Saturday, May 26, 2012

False Idols


Since I am in the habit of burning all my idols, the TV talent show American Idol, which just concluded its 11th season, has never attracted much attention from me. Old enough to remember watching the “Ted Mack Amateur Hour” in the ‘60s, I regard such competitions as a very faulty way to discover that most dubious of gifts: talent.

So I couldn’t have been less pleased when my Filipino friends persuaded me to watch the show because a 16-year-old half-Filipino girl from Chula Vista, California had made it all the way to the show’s final round. I had to sit through the 2-hour last episode in which the winner was announced, live via satellite, at 8 in the morning. The last two contestants couldn’t have been less alike: wan and diminutive Jessica Sanchez (the half-Filipino) and the WGWG (“white guy with guitar”), Phillip Phillips. It was the first - and last – time I heard either of them perform, and I was underwhelmed by them both.

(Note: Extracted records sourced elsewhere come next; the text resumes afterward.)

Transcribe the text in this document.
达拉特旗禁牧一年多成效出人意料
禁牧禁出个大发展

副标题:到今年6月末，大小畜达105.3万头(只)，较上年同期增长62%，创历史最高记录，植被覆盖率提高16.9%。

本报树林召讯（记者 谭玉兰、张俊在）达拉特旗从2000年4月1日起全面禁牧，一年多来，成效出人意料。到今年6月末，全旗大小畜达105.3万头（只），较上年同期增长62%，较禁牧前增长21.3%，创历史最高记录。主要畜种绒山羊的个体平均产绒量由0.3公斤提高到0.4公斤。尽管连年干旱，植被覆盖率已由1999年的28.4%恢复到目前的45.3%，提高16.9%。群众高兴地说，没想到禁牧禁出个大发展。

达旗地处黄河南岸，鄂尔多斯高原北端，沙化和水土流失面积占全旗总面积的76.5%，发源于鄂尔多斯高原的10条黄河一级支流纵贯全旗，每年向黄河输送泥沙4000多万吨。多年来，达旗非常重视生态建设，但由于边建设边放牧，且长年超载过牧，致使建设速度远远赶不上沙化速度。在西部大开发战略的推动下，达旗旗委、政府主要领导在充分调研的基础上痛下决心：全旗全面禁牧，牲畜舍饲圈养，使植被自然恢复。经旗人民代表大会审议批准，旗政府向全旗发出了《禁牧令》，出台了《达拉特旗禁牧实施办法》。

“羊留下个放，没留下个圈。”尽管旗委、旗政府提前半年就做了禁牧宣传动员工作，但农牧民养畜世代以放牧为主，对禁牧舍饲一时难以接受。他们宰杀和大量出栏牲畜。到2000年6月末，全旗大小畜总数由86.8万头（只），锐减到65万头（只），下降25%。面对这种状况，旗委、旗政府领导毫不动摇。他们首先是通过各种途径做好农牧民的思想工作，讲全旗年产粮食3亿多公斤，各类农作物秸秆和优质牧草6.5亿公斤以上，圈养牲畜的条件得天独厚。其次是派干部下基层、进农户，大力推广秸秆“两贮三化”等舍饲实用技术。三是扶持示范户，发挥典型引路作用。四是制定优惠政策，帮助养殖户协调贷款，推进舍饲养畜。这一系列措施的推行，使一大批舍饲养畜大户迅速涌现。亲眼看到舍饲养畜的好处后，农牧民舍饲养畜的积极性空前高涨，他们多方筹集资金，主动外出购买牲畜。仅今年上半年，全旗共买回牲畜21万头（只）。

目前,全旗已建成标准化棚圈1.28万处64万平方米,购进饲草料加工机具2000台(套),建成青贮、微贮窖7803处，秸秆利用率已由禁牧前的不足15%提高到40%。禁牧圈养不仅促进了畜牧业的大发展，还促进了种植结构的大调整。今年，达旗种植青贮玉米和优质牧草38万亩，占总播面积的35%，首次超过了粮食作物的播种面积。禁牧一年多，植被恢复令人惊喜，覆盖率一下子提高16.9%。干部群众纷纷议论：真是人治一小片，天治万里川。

But the girl is an example of a quite pervasive cultural tradition among Filipino singers – even the few who manage to become known outside the Philippines. As I pointed out in another post of a few years ago (Bring On the Empty Orchestras), karaoke may have been invented by a Japanese man, but the karaoke (now videoke) machine was patented by a Filipino. The karaoke craze, which swept across Asia in the 1980s, remains a very popular pastime for Filipinos everywhere. I like to call it “socialized screaming”, since it doesn’t have much to do with cultivating good singers. Every day on Filipino TV, children can be seen, microphones in hand, singing note-perfect renditions of songs popularized by Celine Dion, Whitney Houston, or Mariah Carey. Just thinking of the number of times they must have listened to the songs makes me nauseous. Mimicking every intonation, every vocal mannerism is one of the most important measures of this sort of singing, far more important than finding and developing one’s own original and distinctive voice.

It’s difficult for even the best Filipino singers to record original songs. I have written before about Regine Velasquez, known here as “Asia’s Songbird” (see Pussy). Her albums consist mostly of covers, beautifully interpreted songs made popular by other singers.

Filipinos it seems are always looking for ways to prove to the world, as artists and athletes, that they are “world class” and as good as everyone else. It turned out that Jessica Sanchez failed to win American Idol, and Filipinos were perplexed that she could have lost to a white guy who could play a guitar but who could barely carry a tune. But it seems to me that he won precisely because, unlike Jessica Sanchez, he didn’t sound like anyone else. Singers who can mimic Celine Dion may be highly prized by Filipinos, but they’re a peso a dozen everywhere else. Finding one’s own voice is much harder work, even if one doesn’t sound as poised and polished as every other “Diva” out there.